A challenge for immigrants and refugees coming to a new country is finding ways to be self-sustaining. 

Southeast Michigan, particularly the Dearborn area, has seen an influx of people leaving their homes overseas, whether to build better lives or escape unsafe situations.

The ACCESS Growth Center works with these communities, immigrants, refugees and those with cultural and language barriers, in offering resources for lasting economic success.

The programs are all entrepreneurial-based and offer technical assistance, access to capital and other tools, said Hassan Bazzi, Center manager.

Bazzi, who has worked for six years in economic development at ACCESS and became manager of the Center earlier this year, said the Center serves all disadvantaged entrepreneurs regardless of geographic location or demographic profile and has a goal to get these struggling yet aspiring individuals back on their feet.

“It can be an online business.
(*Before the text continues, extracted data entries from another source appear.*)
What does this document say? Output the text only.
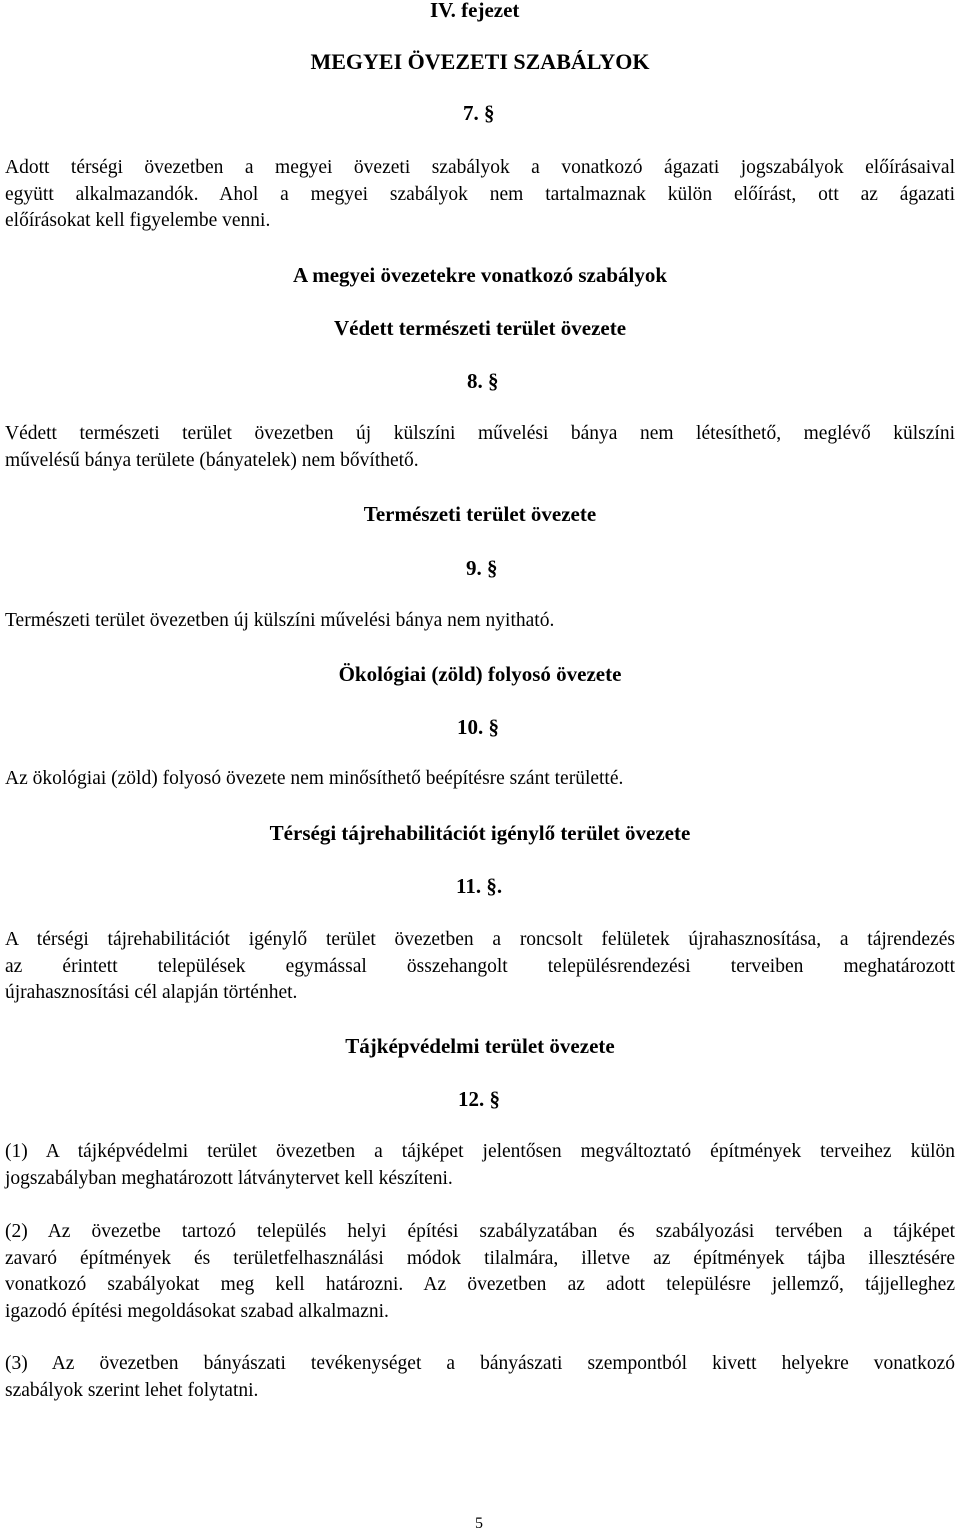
IV. fejezet

MEGYEI ÖVEZETI SZABÁLYOK

7. §

Adott térségi övezetben a megyei övezeti szabályok a vonatkozó ágazati jogszabályok előírásaival
együtt alkalmazandók. Ahol a megyei szabályok nem tartalmaznak külön előírást, ott az ágazati
előírásokat kell figyelembe venni.

A megyei övezetekre vonatkozó szabályok

Védett természeti terület övezete

8. §

Védett természeti terület övezetben új külszíni művelési bánya nem létesíthető, meglévő külszíni
művelésű bánya területe (bányatelek) nem bővíthető.

Természeti terület övezete

9. §

Természeti terület övezetben új külszíni művelési bánya nem nyitható.

Ökológiai (zöld) folyosó övezete

10. §

Az ökológiai (zöld) folyosó övezete nem minősíthető beépítésre szánt területté.

Térségi tájrehabilitációt igénylő terület övezete

11. §.

A térségi tájrehabilitációt igénylő terület övezetben a roncsolt felületek újrahasznosítása, a tájrendezés
az érintett települések egymással összehangolt településrendezési terveiben meghatározott
újrahasznosítási cél alapján történhet.

Tájképvédelmi terület övezete

12. §

(1) A tájképvédelmi terület övezetben a tájképet jelentősen megváltoztató építmények terveihez külön
jogszabályban meghatározott látványtervet kell készíteni.
(2) Az övezetbe tartozó település helyi építési szabályzatában és szabályozási tervében a tájképet
zavaró építmények és területfelhasználási módok tilalmára, illetve az építmények tájba illesztésére
vonatkozó szabályokat meg kell határozni. Az övezetben az adott településre jellemző, tájjelleghez
igazodó építési megoldásokat szabad alkalmazni.
(3) Az övezetben bányászati tevékenységet a bányászati szempontból kivett helyekre vonatkozó
szabályok szerint lehet folytatni.

5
It doesn’t matter. It’s just for anyone who has an idea to start their own business,” he said.

Most immigrants who are able to launch a business in the first five years in the U.S. and do not have to rely on public assistance become self-sufficient, he said.

Some of the programs have expanded to accommodate for an increased population of Iraqi refugees and, more recently, Syrian asylees. However, the Center’s mission goes back to when it started in 2012.
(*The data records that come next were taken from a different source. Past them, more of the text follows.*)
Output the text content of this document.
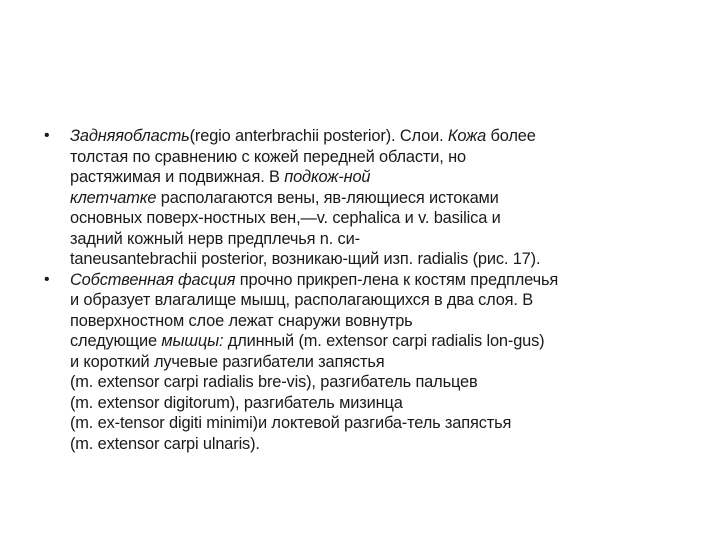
• Задняяобласть(regio anterbrachii posterior). Слои. Кожа более
толстая по сравнению с кожей передней области, но
растяжимая и подвижная. В подкож-ной
клетчатке располагаются вены, яв-ляющиеся истоками
основных поверх-ностных вен,—v. cephalica и v. basilica и
задний кожный нерв предплечья n. си-
taneusantebrachii posterior, возникаю-щий изп. radialis (рис. 17).
• Собственная фасция прочно прикреп-лена к костям предплечья
и образует влагалище мышц, располагающихся в два слоя. В
поверхностном слое лежат снаружи вовнутрь
следующие мышцы: длинный (m. extensor carpi radialis lon-gus)
и короткий лучевые разгибатели запястья
(m. extensor carpi radialis bre-vis), разгибатель пальцев
(m. extensor digitorum), разгибатель мизинца
(m. ex-tensor digiti minimi)и локтевой разгиба-тель запястья
(m. extensor carpi ulnaris).
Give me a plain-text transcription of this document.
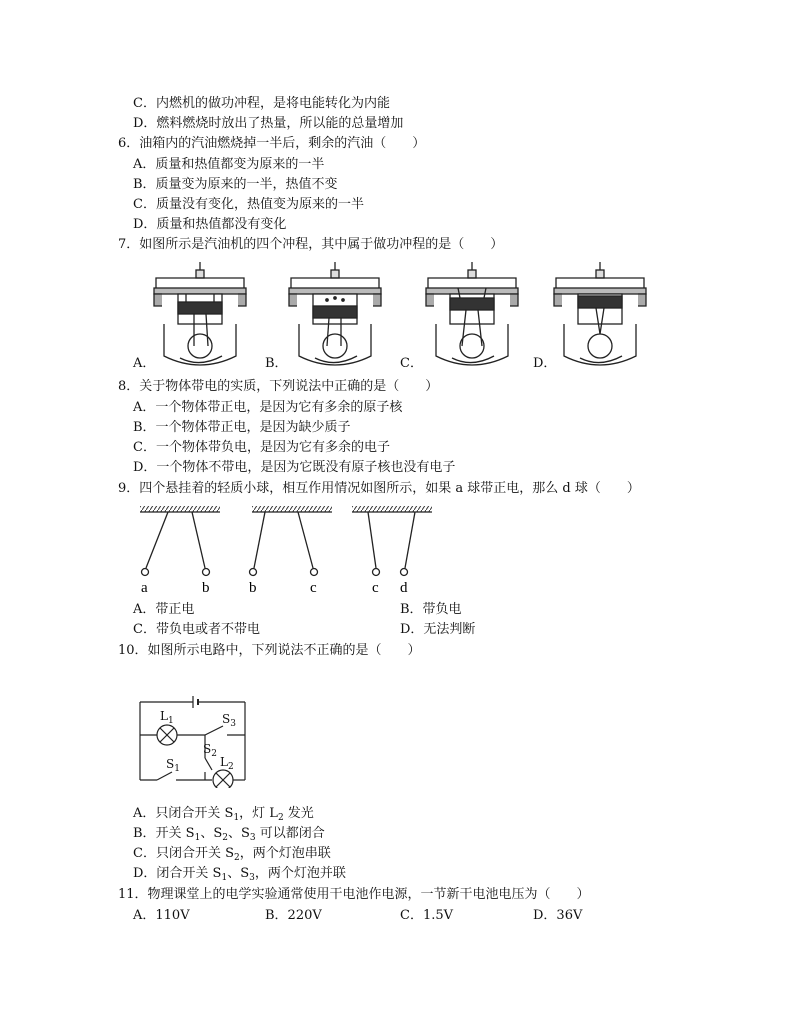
C．内燃机的做功冲程，是将电能转化为内能
D．燃料燃烧时放出了热量，所以能的总量增加
6．油箱内的汽油燃烧掉一半后，剩余的汽油（　　）
A．质量和热值都变为原来的一半
B．质量变为原来的一半，热值不变
C．质量没有变化，热值变为原来的一半
D．质量和热值都没有变化
7．如图所示是汽油机的四个冲程，其中属于做功冲程的是（　　）
A．	B．	C．	D．
8．关于物体带电的实质，下列说法中正确的是（　　）
A．一个物体带正电，是因为它有多余的原子核
B．一个物体带正电，是因为缺少质子
C．一个物体带负电，是因为它有多余的电子
D．一个物体不带电，是因为它既没有原子核也没有电子
9．四个悬挂着的轻质小球，相互作用情况如图所示，如果 a 球带正电，那么 d 球（　　）
a	b	b	c	c d
A．带正电	B．带负电
C．带负电或者不带电	D．无法判断
10．如图所示电路中，下列说法不正确的是（　　）
$L_1$	$S_3$
$S_2$
$S_1$	$L_2$
A．只闭合开关 $S_1$，灯 $L_2$ 发光
B．开关 $S_1$、$S_2$、$S_3$ 可以都闭合
C．只闭合开关 $S_2$，两个灯泡串联
D．闭合开关 $S_1$、$S_3$，两个灯泡并联
11．物理课堂上的电学实验通常使用干电池作电源，一节新干电池电压为（　　）
A．110V	B．220V	C．1.5V	D．36V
“The growth center really started because of immigrants in this area, refugees or not refugees,” Bazzi said.

He said obstacles like not integrating into the culture or language barriers were preventing them from launching their own businesses.

“There really isn’t any (entrepreneurship) resource for immigrants other than the Growth Center,” he said.

The Center is based in Dearborn but can serve people from anywhere in the region. Refugees come not only from Arab countries but also from Africa and Afghanistan. The Center’s program participants are often between 30 and 50 years old and arrive here with their families, Bazzi said.

There is a satellite office in Sterling Heights and the Center often takes its services via workshops on the road to places like Highland Park and Hamtramck and takes its training to Ann Arbor and Detroit.

Bazzi said Dearborn has become an attractive place for immigrants, particularly those from Arab countries. He said when they first arrive in the U.S., many end up in different cities to the west or south. Dearborn’s stronger Middle Eastern community with its familiar language, culture and businesses brings them to the area.

“They are settling here,” Bazzi said about the immigrants.

One man who entered the program first arrived in Colorado but eventually made his way to Dearborn. Imad Agh Morad is the owner of My Computer and Phone LLC on Warren Avenue in Detroit. He is a graduate of the Center’s IGNITE Entrepreneur & Business Training program. The Center helped him purchase his store through a microloan program.

“He’s been operating the store now since January,” he said.

At the training program’s graduation this month, Morad was the guest speaker.

The training is a seven-week long program with limited seating — funded by private foundations, federal dollars from the Office of Refugee Resettlement, local banks and southeast Michigan’s New Economy Initiative — in which participants learn about business operations, how to align personal goals with business goals, marketing, financing, assessing risk and launching a business. There is weekly classroom training and an hour and a half each week with a business coach, all of whom are bilingual, to develop a business idea.

The program is also completely voluntary and costs $75.

“An entrepreneur has to be self-motivated,” Bazzi said.

“People are there because they want to be there.”

Once participants graduate the program, they can return to the Center to continue meeting with a coach as well as attend networking events that bring entrepreneurs and community leaders together to bounce ideas off of each other, he said. There are 172 entrepreneurs who have gone through the program since it started, he said.

Services for immigrants and refugees like employment training have been in place for decades, but the Center is a new initiative that brings immigrants and small businesses together, Bazzi said.

Prior to its foundation, immigrant entrepreneurs were “pretty much left to their own devices,” he said.